American gun violence: Who is to blame?

Charles Fox/Philadelphia Inquirer/MCT

SWAT team members conduct a room-by-room search inside the Delaware Valley Charter High School in Philadelphia, where two students were shot, Friday, Jan. 17, 2014.

Who can we blame for the drastic increase in school shootings? Is American society becoming too violent? Is it already too violent?

It has been a little more than a year since the tragedy at Sandy Hook elementary school and the number of incidents has only increased. According to Adam Peck’s article “School Shootings Are Happening Every Other Day So Far in 2014”, “[…]in the first 14 school days of the year, there have been at least 7 school shootings.”

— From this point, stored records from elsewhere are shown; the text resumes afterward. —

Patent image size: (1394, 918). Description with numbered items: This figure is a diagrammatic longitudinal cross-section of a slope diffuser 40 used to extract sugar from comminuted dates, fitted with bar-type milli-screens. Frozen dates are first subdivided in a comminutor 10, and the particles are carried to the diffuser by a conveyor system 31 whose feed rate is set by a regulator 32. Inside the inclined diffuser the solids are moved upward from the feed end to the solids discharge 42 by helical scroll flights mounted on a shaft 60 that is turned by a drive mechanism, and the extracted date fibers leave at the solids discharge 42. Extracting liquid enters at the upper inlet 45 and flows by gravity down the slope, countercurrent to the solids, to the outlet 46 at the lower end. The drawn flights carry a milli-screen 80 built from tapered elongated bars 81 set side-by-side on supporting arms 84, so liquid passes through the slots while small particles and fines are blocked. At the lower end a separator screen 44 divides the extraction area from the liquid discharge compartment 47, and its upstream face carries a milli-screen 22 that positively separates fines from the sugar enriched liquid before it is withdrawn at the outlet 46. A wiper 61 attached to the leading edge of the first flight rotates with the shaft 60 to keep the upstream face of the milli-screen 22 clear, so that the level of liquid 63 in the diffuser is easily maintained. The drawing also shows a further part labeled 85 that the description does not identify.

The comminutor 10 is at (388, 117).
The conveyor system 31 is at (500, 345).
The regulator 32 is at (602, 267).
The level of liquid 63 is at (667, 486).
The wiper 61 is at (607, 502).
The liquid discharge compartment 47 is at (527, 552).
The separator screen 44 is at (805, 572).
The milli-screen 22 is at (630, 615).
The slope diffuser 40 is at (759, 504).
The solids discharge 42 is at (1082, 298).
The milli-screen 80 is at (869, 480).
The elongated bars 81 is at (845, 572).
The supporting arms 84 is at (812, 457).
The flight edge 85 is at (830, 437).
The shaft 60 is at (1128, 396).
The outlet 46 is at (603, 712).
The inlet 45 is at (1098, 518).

If the shootings are to continue for the rest of the year to occur at the same rate as they did in January, there will be over 120 incidents in 2014. American citizens need to exam their culture to find where the problem stems from.

Nicholas Tompson, in his article “America’s Culture of Violence”, believes that our country’s violence comes from a deeper place than a civilian’s ability to buy weapons.

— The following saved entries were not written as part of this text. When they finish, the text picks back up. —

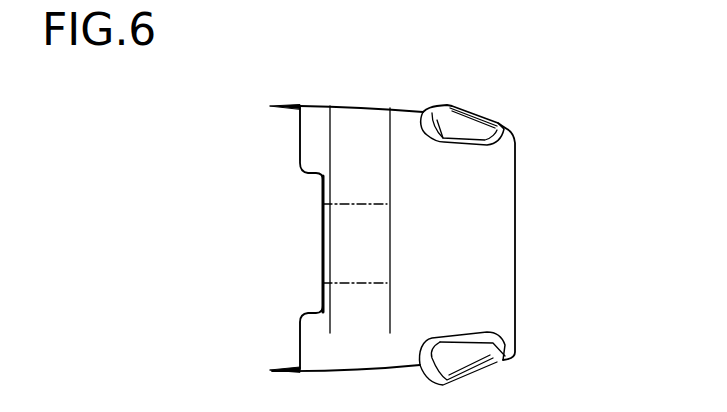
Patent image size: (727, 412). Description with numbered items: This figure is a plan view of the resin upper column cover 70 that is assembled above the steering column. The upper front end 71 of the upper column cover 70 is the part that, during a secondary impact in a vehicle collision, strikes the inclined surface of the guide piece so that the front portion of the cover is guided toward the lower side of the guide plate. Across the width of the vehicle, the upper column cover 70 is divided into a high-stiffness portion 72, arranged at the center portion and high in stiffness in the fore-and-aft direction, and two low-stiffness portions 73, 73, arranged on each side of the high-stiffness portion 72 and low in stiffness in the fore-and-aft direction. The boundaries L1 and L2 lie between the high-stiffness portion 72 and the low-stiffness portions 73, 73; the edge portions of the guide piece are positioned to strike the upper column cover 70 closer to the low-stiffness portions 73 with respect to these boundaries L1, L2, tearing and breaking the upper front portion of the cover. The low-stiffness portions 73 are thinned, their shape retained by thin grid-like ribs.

The upper column cover 70 is at (510, 238).
The upper front end 71 is at (323, 243).
The high-stiffness portion 72 is at (370, 230).
The low-stiffness portion 73 is at (350, 141).
The boundary L1 is at (376, 203).
The boundary L2 is at (376, 283).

The United States supplies seventy-five percent of the world’s arm trade and most of the world’s violent entertainment.  According to the New York Times, a study found that 2010 “was the largest single-year sales total in the history of the United States arms exports.” And “weapons sales by the United States tripled in 2011 to a record high.”

Senior Vallie Joesph, an avid video game player, says that all of the most popular video games involve, “death, shooting, violence, and hell.” She believes that the, “realistic characteristics of games could cause younger children to become violent. In the lists of the top video games of 2013 I would say at least half of them involve guns or killing of some sort.”

According to the 2013 State Gun Laws Scorecard released by the Brady Campaign and the Law center to Prevent Gun Violence, twenty-one states enacted new laws to curb gun violence. The states surpassed congress, which, according to MSNBC, “[…]had a notoriously unproductive year on many fronts. Despite the mass of public support, the National Rifle Association and pro-gun lobbying groups were able to shut down most advances.”

After the Navy Yard shooting, President Obama spoke out against the resignation of the normality of shootings. “Alongside the anguish of these American families, alongside the accumulated outrage we feel, I fear there is a creeping resignation that these tragedies are somehow just the way it is, that this is the new normal,” Obama said in a speech after the shooting. “We can’t accept this. We must insist here, today, that there is nothing normal about innocent men and women being gunned down where they work.”

A majority of school shootings in the past have occurred at either public schools or Universities. At Academy how isolated are we from the issue?

Last month a former police officer shot and killed a man in a local movie theater. While it was not a school shooting, it was still another tally mark on the chart of citizens misusing firearms.

Senior Margaret Shumake is a firm believer in “Guns don’t kill people. People kill people.”

“Guns are inanimate objects with no feeling or thoughts. The problem occurs when the wrong people have guns and the only way to combat this problem is for sane, rational people to own guns in order to protect themselves. There are countless of examples of attempted attacks being deterred by gun owners. This is the reason we have the second amendment and must protect it. Some say that the second amendment is outdated and only referred to the ability for citizens to rise against an oppressive government. In modern days, Americans may not need guns to protect themselves from the government, but they need to protect themselves from criminals that own guns themselves and will continue to own guns if they are banned. Banning guns will only take guns away from regular citizens and leave them defenseless against criminals who will not care about a gun ban because they are already breaking the law.”

As Academy women how can we discourage the rising normality of societal violence?